It’s often impossible to trace a specific quote to its origin, although you can bet the really good ones are almost always thought to have come from Mark Twain or Oscar Wilde or other famous folks who once offered a bunch of intelligent and scintillating nuggets.
Like that one about never getting a second chance to make a first impression.
When it comes time to officially introduce Las Vegas as an expansion city, let’s hope the NHL respects such an adage.
The seemingly slower-than-David-Ortiz process continued Tuesday in New York, when representatives from Las Vegas and Quebec City made presentations and answered questions from the league’s executive committee.
That means Bill Foley, the billionaire chairman of Fidelity National and the man intent on bringing Las Vegas its first major league professional sports franchise, maneuvered through the third and reportedly final stage of a process that should lead to the NHL expanding for the first time since 2000.
And when it does occur, Las Vegas must stage the sort of unforgettable celebration only it can deliver.
It should blow the thing out.
“That would be great,” Foley said hours after meeting with the executive committee. “I’m sure the league will tell us how it wants to play out any announcement. But if we are fortunate to get the team, there will absolutely be a big party in Las Vegas.”
There isn’t such a thing as too much in this instance, a time when the biggest moment in the city’s sports history will arrive. It doesn’t matter that the team will play in the new MGM/AEG Arena behind New York-New York, doesn’t matter that such a venue falls in an area unincorporated by Clark County.
It’s not a time for politics.
It’s a time for Fremont Street to open its doors to the community for a hockey celebration. This is for the entire valley, not just one corner of it.

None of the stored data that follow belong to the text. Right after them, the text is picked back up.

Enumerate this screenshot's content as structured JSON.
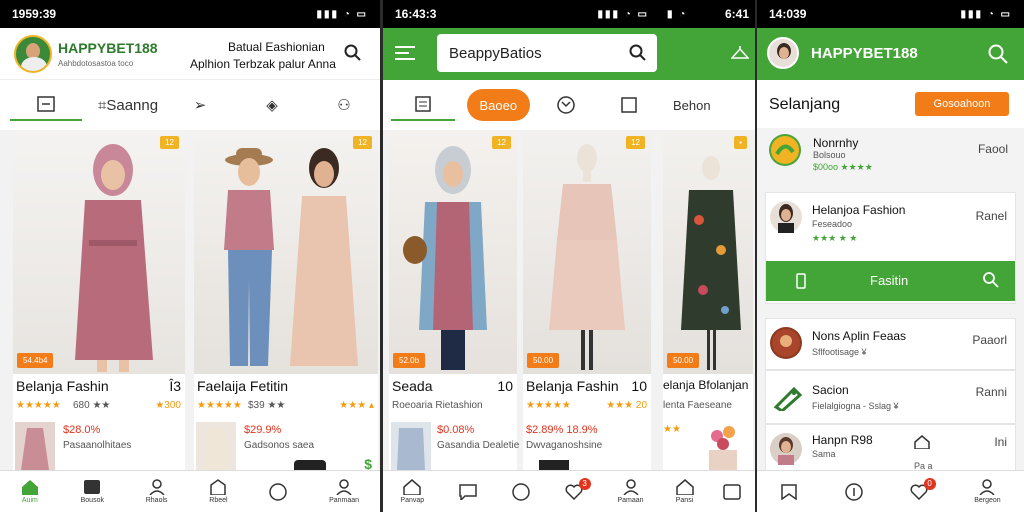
{
  "colors": {
    "green": "#43a437",
    "orange": "#f27c18",
    "star": "#f39c12",
    "price": "#e0341e"
  },
  "s1": {
    "time": "1959:39",
    "logo": "HAPPYBET188",
    "logo_sub": "Aahbdotosastoa toco",
    "header_line1": "Batual Eashionian",
    "header_line2": "Aplhion Terbzak palur Anna",
    "tabs": [
      "",
      "Saanng",
      "",
      "",
      ""
    ],
    "products": [
      {
        "badge_top": "12",
        "badge_bot": "54.4b4",
        "title": "Belanja Fashin",
        "title_right": "Î3",
        "stars": "★★★★★",
        "rating": "680 ★★",
        "rating_right": "★300",
        "price": "$28.0%",
        "price_sub": "Pasaanolhitaes"
      },
      {
        "badge_top": "12",
        "title": "Faelaija Fetitin",
        "title_right": "",
        "stars": "★★★★★",
        "rating": "$39 ★★",
        "price": "$29.9%",
        "price_sub": "Gadsonos saea"
      }
    ],
    "nav": [
      "Auim",
      "Bousok",
      "Rhaols",
      "Rbeel",
      "",
      "Panmaan"
    ]
  },
  "s2": {
    "time": "16:43:3",
    "search_value": "BeappyBatios",
    "active_tab": "Baoeo",
    "products": [
      {
        "badge_top": "12",
        "badge_bot": "52.0b",
        "title": "Seada",
        "title_right": "10",
        "sub": "Roeoaria Rietashion",
        "price": "$0.08%",
        "price_sub": "Gasandia Dealetie"
      },
      {
        "badge_top": "12",
        "badge_bot": "50.00",
        "title": "Belanja Fashin",
        "title_right": "10",
        "stars": "★★★★★",
        "rating": "★★★ 20",
        "price": "$2.89% 18.9%",
        "price_sub": "Dwvaganoshsine"
      }
    ],
    "nav_badge": "3",
    "nav": [
      "Panvap",
      "",
      "",
      "",
      "Pamaan"
    ]
  },
  "s3": {
    "time": "6:41",
    "tab_label": "Behon",
    "badge_bot": "50.00",
    "title": "elanja Bfolanjan",
    "sub": "lenta Faeseane",
    "nav": [
      "Pansi"
    ]
  },
  "s4": {
    "time": "14:039",
    "logo": "HAPPYBET188",
    "heading": "Selanjang",
    "cta": "Gosoahoon",
    "rows": [
      {
        "name": "Nonrnhy",
        "sub1": "Bolsouo",
        "sub2": "$00oo ★★★★",
        "right": "Faool"
      },
      {
        "name": "Helanjoa Fashion",
        "sub1": "Feseadoo",
        "sub2": "★★★ ★ ★",
        "right": "Ranel"
      },
      {
        "name": "Nons Aplin Feaas",
        "sub1": "Sflfootisage ¥",
        "right": "Paaorl"
      },
      {
        "name": "Sacion",
        "sub1": "Fielalgiogna - Sslag ¥",
        "right": "Ranni"
      },
      {
        "name": "Hanpn R98",
        "sub1": "Sama",
        "sub2": "Pa a",
        "right": "Ini"
      }
    ],
    "featured": "Fasitin",
    "nav_badge": "0",
    "nav": [
      "",
      "",
      "",
      "Bergeon"
    ]
  }
}
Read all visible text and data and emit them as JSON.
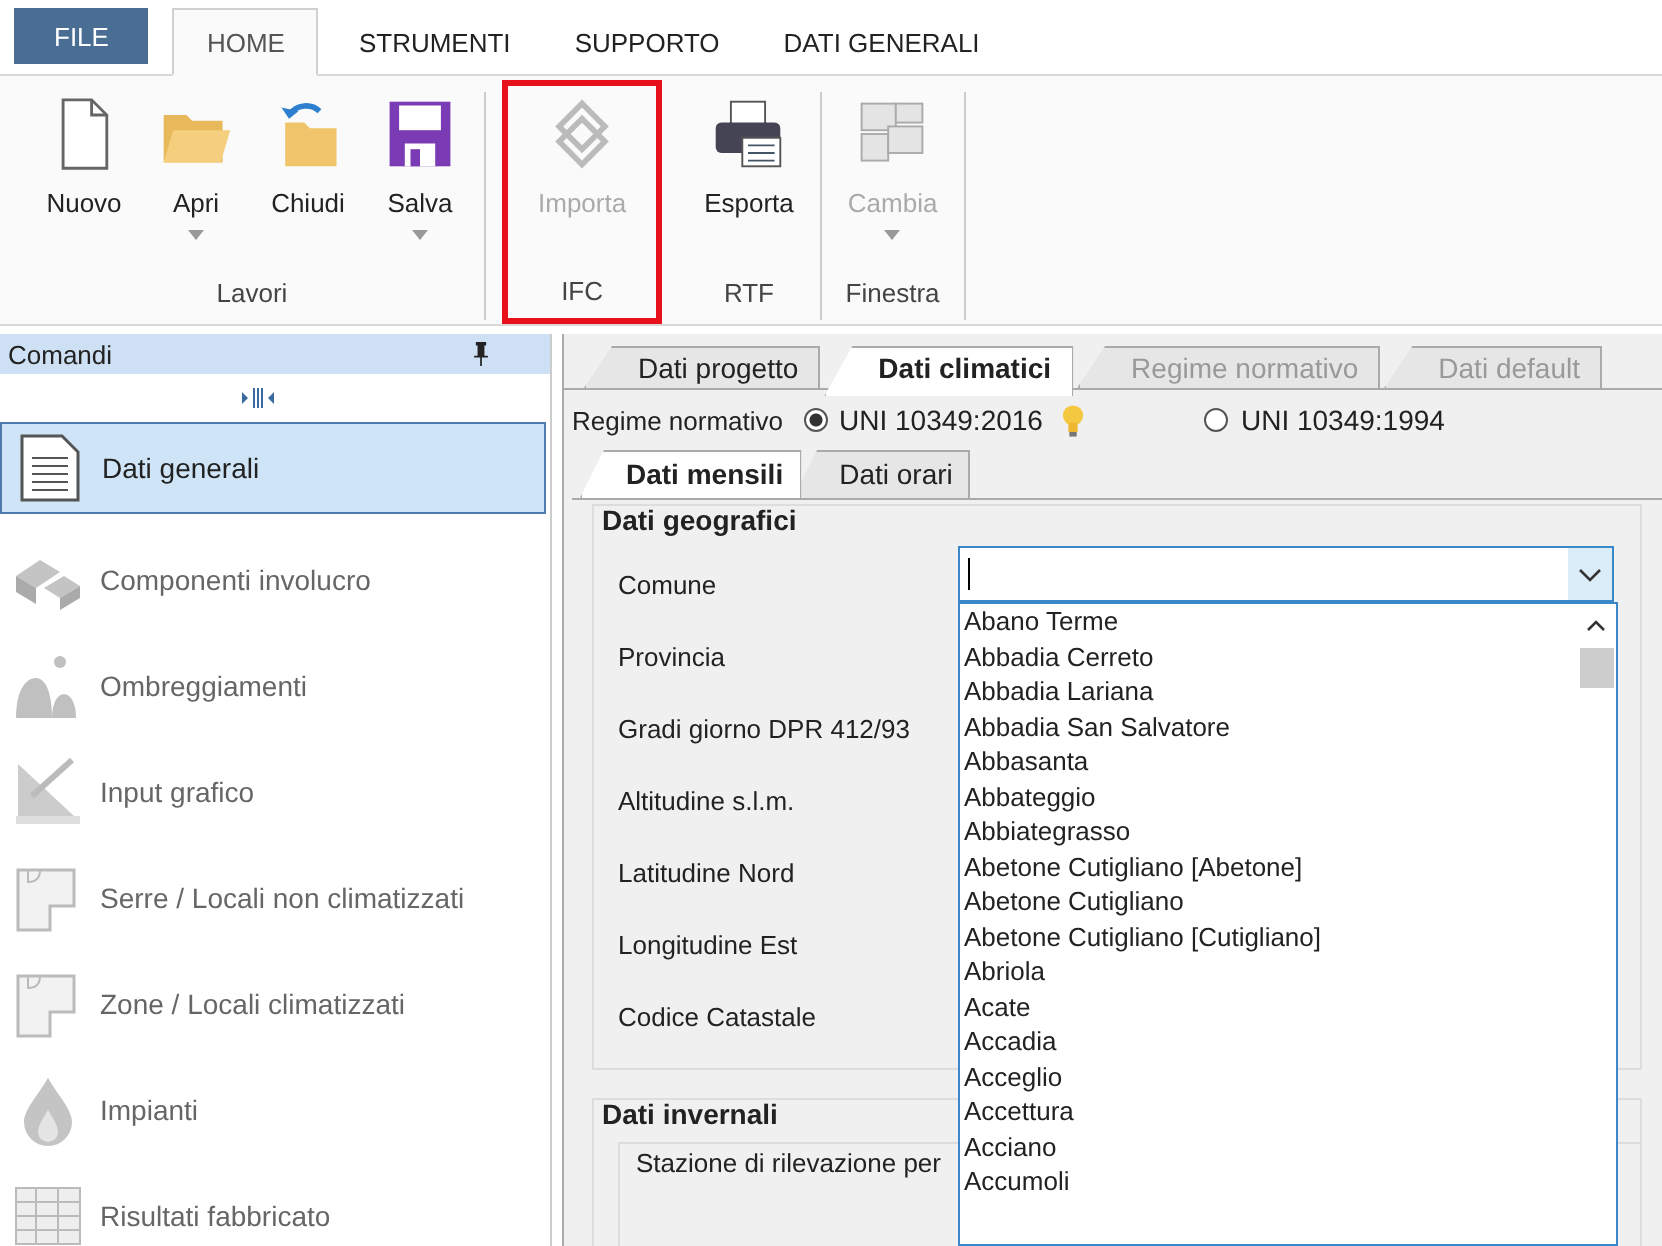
{
  "ribbon_tabs": [
    {
      "label": "FILE",
      "kind": "file",
      "selected": false
    },
    {
      "label": "HOME",
      "kind": "tab",
      "selected": true
    },
    {
      "label": "STRUMENTI",
      "kind": "tab",
      "selected": false
    },
    {
      "label": "SUPPORTO",
      "kind": "tab",
      "selected": false
    },
    {
      "label": "DATI GENERALI",
      "kind": "tab",
      "selected": false
    }
  ],
  "ribbon_groups": [
    {
      "label": "Lavori",
      "highlighted": false,
      "buttons": [
        {
          "label": "Nuovo",
          "disabled": false,
          "has_menu": false
        },
        {
          "label": "Apri",
          "disabled": false,
          "has_menu": true
        },
        {
          "label": "Chiudi",
          "disabled": false,
          "has_menu": false
        },
        {
          "label": "Salva",
          "disabled": false,
          "has_menu": true
        }
      ]
    },
    {
      "label": "IFC",
      "highlighted": true,
      "buttons": [
        {
          "label": "Importa",
          "disabled": true,
          "has_menu": false
        }
      ]
    },
    {
      "label": "RTF",
      "highlighted": false,
      "buttons": [
        {
          "label": "Esporta",
          "disabled": false,
          "has_menu": false
        }
      ]
    },
    {
      "label": "Finestra",
      "highlighted": false,
      "buttons": [
        {
          "label": "Cambia",
          "disabled": true,
          "has_menu": true
        }
      ]
    }
  ],
  "sidebar": {
    "title": "Comandi",
    "items": [
      {
        "label": "Dati generali",
        "selected": true,
        "disabled": false
      },
      {
        "label": "Componenti involucro",
        "selected": false,
        "disabled": true
      },
      {
        "label": "Ombreggiamenti",
        "selected": false,
        "disabled": true
      },
      {
        "label": "Input grafico",
        "selected": false,
        "disabled": true
      },
      {
        "label": "Serre / Locali non climatizzati",
        "selected": false,
        "disabled": true
      },
      {
        "label": "Zone / Locali climatizzati",
        "selected": false,
        "disabled": true
      },
      {
        "label": "Impianti",
        "selected": false,
        "disabled": true
      },
      {
        "label": "Risultati fabbricato",
        "selected": false,
        "disabled": true
      }
    ]
  },
  "tabs": [
    {
      "label": "Dati progetto",
      "selected": false,
      "disabled": false
    },
    {
      "label": "Dati climatici",
      "selected": true,
      "disabled": false
    },
    {
      "label": "Regime normativo",
      "selected": false,
      "disabled": true
    },
    {
      "label": "Dati default",
      "selected": false,
      "disabled": true
    }
  ],
  "regime": {
    "label": "Regime normativo",
    "options": [
      {
        "label": "UNI 10349:2016",
        "selected": true,
        "hint": true
      },
      {
        "label": "UNI 10349:1994",
        "selected": false,
        "hint": false
      }
    ]
  },
  "subtabs": [
    {
      "label": "Dati mensili",
      "selected": true
    },
    {
      "label": "Dati orari",
      "selected": false
    }
  ],
  "dati_geografici": {
    "title": "Dati geografici",
    "fields": [
      "Comune",
      "Provincia",
      "Gradi giorno DPR 412/93",
      "Altitudine s.l.m.",
      "Latitudine Nord",
      "Longitudine Est",
      "Codice Catastale"
    ]
  },
  "comune_dropdown": {
    "expanded": true,
    "options": [
      "Abano Terme",
      "Abbadia Cerreto",
      "Abbadia Lariana",
      "Abbadia San Salvatore",
      "Abbasanta",
      "Abbateggio",
      "Abbiategrasso",
      "Abetone Cutigliano [Abetone]",
      "Abetone Cutigliano",
      "Abetone Cutigliano [Cutigliano]",
      "Abriola",
      "Acate",
      "Accadia",
      "Acceglio",
      "Accettura",
      "Acciano",
      "Accumoli"
    ]
  },
  "dati_invernali": {
    "title": "Dati invernali",
    "fields": [
      "Stazione di rilevazione per"
    ]
  }
}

Make it wild and crazy. Drop in Elvis holding the Stanley Cup from a plane. Sell even more season tickets than the 13,500 deposits and commitments Foley’s group has already secured.
Make it memorable.
Just make it happen.
It is believed the executive committee will make its recommendation on expansion at a meeting in Pebble Beach, Calif., on Dec. 7 and 8. Fine. Rich people like to gather in resort towns. You can bet by then Foley and his group will have been checked and vetted and screened more than a leading running mate in the general election.
Fact: The 2017-18 season, in which the Las Vegas team would begin play, will be here in less time than it takes Erik Karlsson to skate from one end of the ice to the next.
It would be silly to believe Foley hasn’t for months now built a strategy as to how he wants the franchise built and what type of team he wants to deliver, but you can only have so many secret meetings and telephone calls without word leaking out and the NHL becoming upset things aren’t following its desired schedule.
“It’s true that we need to get things going,” Foley said. “Two years would go by fast, and a lot of things need to happen. We would need to build a practice facility, to develop our front office, hire a general manger, hire a coach, hire staff, secure sponsorships, get our scouting department up and running. But we can’t do anything until we get a team. We have to wait.”
NHL commissioner Gary Bettman told reporters Tuesday that expansion continues to be an ongoing process, that there is neither a specific timetable nor predetermined outcome when it comes to granting Las Vegas or Quebec City a team.
Of course there is, because nothing perks up the ears of wealthy owners like a $500 million expansion fee.
The last time expansion occurred, the league returned to Minnesota with the Wild and also added the Columbus Blue Jackets, bringing the number of teams to its current 30. It’s not a perfect situation 15 years later. The league reportedly desired two expansion teams — Las Vegas and Seattle — within the Western Conference’s footprint. But those from the city of bookstores and glassblowing studios and coffee houses never officially applied for an expansion team, the holdup in Seattle being the lack of an NHL-caliber arena.
So it’s Las Vegas and Quebec City, the latter along the boundaries of the Eastern Conference, an imperfect duo made easier to stomach by NHL owners as they prepare to accept a total of $1 billion for granting those cities teams.
If the official announcement indeed comes in Pebble Beach, Bettman and Foley should be on the next plane to Las Vegas for a massive party.
Heck, drop them out of a plane holding the Stanley Cup.
Now that would be some first impression.
No one does a party like Las Vegas.
When the NHL arrives, the biggest of bashes should welcome the announcement. Anything less would be a disappointment the size of Foley’s bank account.